Он был, однако ж, плохим работником в поле, мало смотрел за скотом и имел нрав вовсе не любезный. Ни один работник, ходивший за сохой, не получал такой малой платы, да и то все удивлялись, как может хозяин так долго держать его, потому что у него ни в поле, ни в хлеву дело не спорилось. А когда ему говорили об этом, он выражал такую досаду, что просто не знали, что и подумать. Его хозяин говорил, впрочем, что он никогда не отвечал ему грубо, и что, по его мнению, те, которые повинуются с ужимками, но молча, все-таки уж лучше тех, которые льстят и обманывают, ласкаясь.
Хозяин уважал его за неизменную верность и за то отвращение, которое он обнаруживал ко всему бесчестному. Он видел, что Жозеф малый честный и скромный, и сожалел, что дело не спорилось у него в руках, а сердце не лежало к работе. Тем не менее, он держал его у себя, частью по привычке, частью из уважения к старику Брюле, который был ему закадычный друг.
То, что я сказал о Жозефе, показывает вам, что он не мог слишком нравиться девушкам. Они не хотели и смотреть на него, и дивилась, что никогда не встречают его взгляд, а глаза у него были большие и светлые, как у совы и, казалось, ровно ни к чему ему не служили. Несмотря на то, я ревновал его к Брюлете, потому что она была к нему внимательнее, чем ко всем другим, да и меня принуждала к тому же. Она давно перестала бранить его и, казалось, решилась примириться с его природным нравом, никогда не сердилась на него и не выговаривала ему. Она прощала ему нелюбезность и даже невежливость — а она уважала учтивость пуще всего. Он мог делать всякие глупости: мог садиться, например, на ее стул, когда она вставала, и заставлять ее искать себе другой, не поднимать клубок шерсти или моток ниток, когда она роняла их на пол, перебивать ее речь и ломать ее спицы и посуду, и никогда не слыхал он от нее за то нетерпеливого слова, тогда как она бранила меня и насмехалась, когда мне случалось сделать хоть сотую долю того самого.

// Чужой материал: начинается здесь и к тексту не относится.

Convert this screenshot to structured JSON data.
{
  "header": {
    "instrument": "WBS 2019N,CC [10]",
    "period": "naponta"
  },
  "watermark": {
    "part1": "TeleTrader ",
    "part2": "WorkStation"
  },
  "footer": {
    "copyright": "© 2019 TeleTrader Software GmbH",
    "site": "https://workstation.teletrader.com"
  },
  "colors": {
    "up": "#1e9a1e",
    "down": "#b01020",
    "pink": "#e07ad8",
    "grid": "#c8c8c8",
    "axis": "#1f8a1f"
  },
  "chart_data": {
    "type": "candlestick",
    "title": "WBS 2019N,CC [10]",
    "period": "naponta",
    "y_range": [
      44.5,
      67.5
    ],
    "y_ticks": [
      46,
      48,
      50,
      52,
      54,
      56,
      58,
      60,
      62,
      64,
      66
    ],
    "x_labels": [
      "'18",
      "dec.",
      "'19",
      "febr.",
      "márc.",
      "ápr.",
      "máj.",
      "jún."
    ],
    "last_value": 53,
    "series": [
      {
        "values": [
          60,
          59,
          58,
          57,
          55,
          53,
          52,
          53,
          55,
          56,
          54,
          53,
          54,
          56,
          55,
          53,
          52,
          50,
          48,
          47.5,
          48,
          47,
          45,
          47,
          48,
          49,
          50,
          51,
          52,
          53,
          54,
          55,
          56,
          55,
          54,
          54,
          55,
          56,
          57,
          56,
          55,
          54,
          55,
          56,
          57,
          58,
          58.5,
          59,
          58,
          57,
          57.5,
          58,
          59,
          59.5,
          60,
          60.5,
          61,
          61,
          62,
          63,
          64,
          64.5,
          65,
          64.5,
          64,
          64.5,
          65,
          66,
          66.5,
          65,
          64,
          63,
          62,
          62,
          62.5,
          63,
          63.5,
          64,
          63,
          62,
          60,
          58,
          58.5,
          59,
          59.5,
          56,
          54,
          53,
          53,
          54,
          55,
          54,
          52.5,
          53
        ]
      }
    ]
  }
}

И потом, она заботилась о нем как о родном брате. У нее всегда был в запасе кусок говядины, когда он приходил к ним, и был ли он голоден или нет, она заставляла его есть, говоря, что ему нужно подкрепить желудок и освежить силы. Она смотрела за его одеждой, как родная мать, и даже сама вызывалась чинить ему и штопать, говоря, что его матери некогда шить и кроить. Наконец, она часто гоняла овец туда, где он работал, и разговаривала с ним, несмотря на то, что он говорил очень мало и плохо.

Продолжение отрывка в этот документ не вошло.